Supreme Court Holds That Companies Can Patent cDNA Segments but Not Naturally Occurring DNA Segments

June 17, 2013

The Supreme Court unanimously held in Association for Molecular Pathology et al. v. Myriad Genetics, Inc. that a naturally occurring DNA segment is a product of nature and not patent eligible merely because a company has isolated the segment from the rest of the human genome. However, cDNA (complementary DNA) is patent eligible because it has been manipulated in a laboratory and is not naturally occurring.
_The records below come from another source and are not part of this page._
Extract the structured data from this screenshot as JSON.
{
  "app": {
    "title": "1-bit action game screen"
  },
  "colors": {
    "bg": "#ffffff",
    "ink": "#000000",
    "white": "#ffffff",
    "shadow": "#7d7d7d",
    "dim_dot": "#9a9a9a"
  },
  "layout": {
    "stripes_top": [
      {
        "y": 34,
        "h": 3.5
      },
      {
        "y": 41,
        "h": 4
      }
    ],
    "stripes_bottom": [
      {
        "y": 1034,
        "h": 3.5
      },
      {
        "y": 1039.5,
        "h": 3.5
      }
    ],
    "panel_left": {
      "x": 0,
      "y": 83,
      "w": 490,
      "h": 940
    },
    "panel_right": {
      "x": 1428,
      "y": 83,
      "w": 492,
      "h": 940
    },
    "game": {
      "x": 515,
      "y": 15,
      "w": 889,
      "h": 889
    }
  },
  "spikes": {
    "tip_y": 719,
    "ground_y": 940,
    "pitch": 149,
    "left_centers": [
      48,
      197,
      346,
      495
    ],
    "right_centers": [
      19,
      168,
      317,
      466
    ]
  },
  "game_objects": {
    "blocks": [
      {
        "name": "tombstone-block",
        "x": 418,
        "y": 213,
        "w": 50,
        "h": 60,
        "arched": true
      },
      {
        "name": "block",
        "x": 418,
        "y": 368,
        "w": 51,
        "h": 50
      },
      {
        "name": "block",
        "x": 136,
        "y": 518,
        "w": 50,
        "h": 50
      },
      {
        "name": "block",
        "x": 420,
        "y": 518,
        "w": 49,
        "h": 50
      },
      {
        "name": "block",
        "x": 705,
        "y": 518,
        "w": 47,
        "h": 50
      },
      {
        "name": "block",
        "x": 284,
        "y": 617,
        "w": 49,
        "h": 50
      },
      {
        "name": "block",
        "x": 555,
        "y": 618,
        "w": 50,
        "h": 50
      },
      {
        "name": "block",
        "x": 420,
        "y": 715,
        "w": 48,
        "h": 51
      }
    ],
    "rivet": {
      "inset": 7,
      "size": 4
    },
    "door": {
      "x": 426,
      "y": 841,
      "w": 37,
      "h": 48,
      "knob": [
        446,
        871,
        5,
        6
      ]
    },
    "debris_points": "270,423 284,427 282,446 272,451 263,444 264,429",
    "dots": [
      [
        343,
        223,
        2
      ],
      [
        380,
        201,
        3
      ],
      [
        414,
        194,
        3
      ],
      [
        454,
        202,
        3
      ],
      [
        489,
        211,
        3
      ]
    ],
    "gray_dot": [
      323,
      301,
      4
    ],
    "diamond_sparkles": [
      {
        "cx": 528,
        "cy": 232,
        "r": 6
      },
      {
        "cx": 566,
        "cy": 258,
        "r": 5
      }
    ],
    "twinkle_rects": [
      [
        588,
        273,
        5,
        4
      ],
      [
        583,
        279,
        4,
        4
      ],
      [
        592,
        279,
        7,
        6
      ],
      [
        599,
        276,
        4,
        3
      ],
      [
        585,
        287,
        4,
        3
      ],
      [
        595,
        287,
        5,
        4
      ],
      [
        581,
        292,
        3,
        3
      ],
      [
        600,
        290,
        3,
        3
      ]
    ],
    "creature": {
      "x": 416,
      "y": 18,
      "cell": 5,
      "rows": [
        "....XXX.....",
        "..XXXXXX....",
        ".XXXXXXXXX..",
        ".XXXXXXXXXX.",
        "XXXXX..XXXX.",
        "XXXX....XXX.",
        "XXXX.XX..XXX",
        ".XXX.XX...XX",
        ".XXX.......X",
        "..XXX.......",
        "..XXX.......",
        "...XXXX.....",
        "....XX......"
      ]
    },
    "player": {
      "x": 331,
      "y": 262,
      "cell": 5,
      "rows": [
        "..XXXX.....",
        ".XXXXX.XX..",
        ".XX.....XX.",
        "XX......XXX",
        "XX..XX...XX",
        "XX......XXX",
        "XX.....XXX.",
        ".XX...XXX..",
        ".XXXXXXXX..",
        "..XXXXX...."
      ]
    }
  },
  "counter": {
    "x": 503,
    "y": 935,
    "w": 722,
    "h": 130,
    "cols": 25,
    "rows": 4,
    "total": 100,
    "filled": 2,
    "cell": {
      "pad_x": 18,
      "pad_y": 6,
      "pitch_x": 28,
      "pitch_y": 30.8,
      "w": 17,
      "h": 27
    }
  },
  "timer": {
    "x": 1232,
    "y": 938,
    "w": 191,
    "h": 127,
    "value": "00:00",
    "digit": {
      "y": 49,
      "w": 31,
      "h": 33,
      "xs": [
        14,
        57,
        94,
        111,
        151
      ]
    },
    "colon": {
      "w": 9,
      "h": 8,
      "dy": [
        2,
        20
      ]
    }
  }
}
The case arose after Myriad identified the exact location and sequence of the BRCA1 and BRCA2 genes on certain chromosomes; mutations of these two genes can dramatically heighten an individual’s risk of developing breast or ovarian cancer. Myriad registered multiple patents on a variety of gene sequences, both naturally occurring and laboratory-manipulated sequences, effectively creating a monopoly on the genetic-testing market for identifying BRCA1 and BRCA2 mutations. The legality of Myriad’s patents on both the naturally occurring DNA segments and cDNA was the subject of the dispute and the Supreme Court opinion. The Supreme Court’s holding agreed with the position taken by the U.S. Government in its amicus curie brief. The impact of the decision remains to be seen, especially in regards to future research, drug discovery and the price of genetic testing.

Law of Nature Exception: The Court held that Myriad’s DNA claim falls within the “law of nature exception.” Myriad did not create or alter the genetic information encoded in the BRCA1 and BRCA2 genes or the genetic structure of the DNA. Myriad’s principle contribution was determining the precise location and genetic sequence of BRCA1 and BRCA2, but the Court reasoned that finding an important and useful gene, even if a groundbreaking or brilliant discovery, does not satisfy the requirements that must be met in order for the DNA segment to be patentable.

cDNA: The Court held that cDNA is not a “product of nature,” so it is patent eligible. cDNA is a kind of laboratory-manipulated, synthetic DNA that can be used for various genetic research purposes. The Court found that a lab technician unquestionably creates something new when a DNA sequence is changed into cDNA. cDNA is used in research, gene cloning, and drug development.

Other Issues Not Considered: The Court was quick to point out that the case did not involve method claims, patents on new applications of knowledge about the BRCA1 and BRCA2 genes, or the patentability of DNA in which the order of naturally occurring nucleotides has been altered.

As personalized medicine, genetic testing for a variety of medical conditions, bio-banking and the field of medical genetics continue to rapidly evolve, the impact of the Court’s decision may alter the willingness of businesses to invest in the tremendously expensive research and development necessary for isolating and understanding genetic material. However, the decision likely will also provide additional business opportunities for companies as the extent of DNA patentability is better clarified.